Dans la lecture d’aujourd’hui, Dieu dit à Zerubbabel, le gouverneur de Judée, qui reconstruisait le Temple, “Non par la force, ni par la puissance, mais par mon esprit”. (Zacharie 4:6) Pour moi, il n’y a pas de plus belle image de cet esprit que le retable peint par Mathhias Grünewald pour une communauté de moines qui soignaient les lépreux et les malades de la peste. Dans un acte d’un courage théologique étonnant, Grünewald a peint Jésus avec la peau déchirée d’un lépreux, nous rappelant que rien ni personne n’était séparé de la mort du Christ : pas de souffrance, pas de dégradation, pas de voisin. La chair de personne.

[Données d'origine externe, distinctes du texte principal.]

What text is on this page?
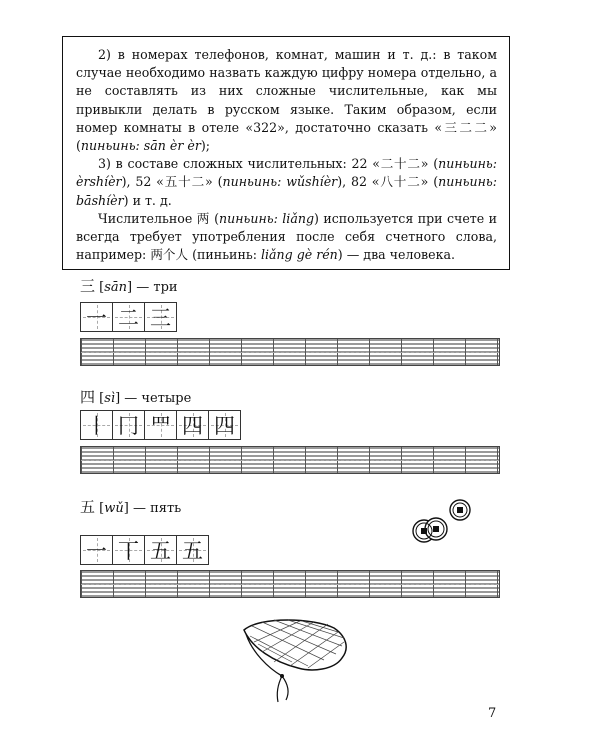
2) в номерах телефонов, комнат, машин и т. д.: в таком случае необходимо назвать каждую цифру номера отдельно, а не составлять из них сложные числительные, как мы привыкли делать в русском языке. Таким образом, если номер комнаты в отеле «322», достаточно сказать «三二二» (пиньинь: sān èr èr);

3) в составе сложных числительных: 22 «二十二» (пиньинь: èrshíèr), 52 «五十二» (пиньинь: wǔshíèr), 82 «八十二» (пиньинь: bāshíèr) и т. д.

Числительное 两 (пиньинь: liǎng) используется при счете и всегда требует употребления после себя счетного слова, например: 两个人 (пиньинь: liǎng gè rén) — два человека.

三 [sān] — три
一 二 三
四 [sì] — четыре
丨 冂 罒 四 四
五 [wǔ] — пять
一 丅 五 五
7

J’attendrai très longtemps avant de communier si cela peut me tenter ou tenter quelqu’un d’autre d’oublier cette vérité, qui est celle-là même qui est représentée dans le Sacrifice. Celle que le Christ est mort pour nous apporter.
– Deborah Meister
Note : J’ai écrit “recevoir” dans le dernier paragraphe parce que je crois que l’Eucharistie ne concerne pas seulement ceux qui peuvent la recevoir. Je crois qu’elle est une porte de la grâce et un moyen de sanctification pour le monde. Il peut y avoir un certain avantage à célébrer l’Eucharistie sans que personne ne la reçoive, sauf par la Communion Spirituelle (qui peut aussi être faite en l’absence de célébration). Si vous n’êtes pas familier avec cette pratique, vous pouvez vous renseigner à ce sujet ici. (Mais le texte de notre évêque est en anglais.)
image : Matthias Grünewald, Retable d’Isenheim, Musée d’Unterlinden
Commentaire (2)
Raymonde says:
28 mai 2020 at 12:09Malheureusement la référence de la dernière ligne ne conduit nulle part, du moins pas en français.
Jane Aitkens says:
1 juin 2020 at 11:03Salut Raymonde,
Je crois que je l’ai réparé. Essayez le lien maintenant (vous aurez peut-être besoin de rafraîchir la page).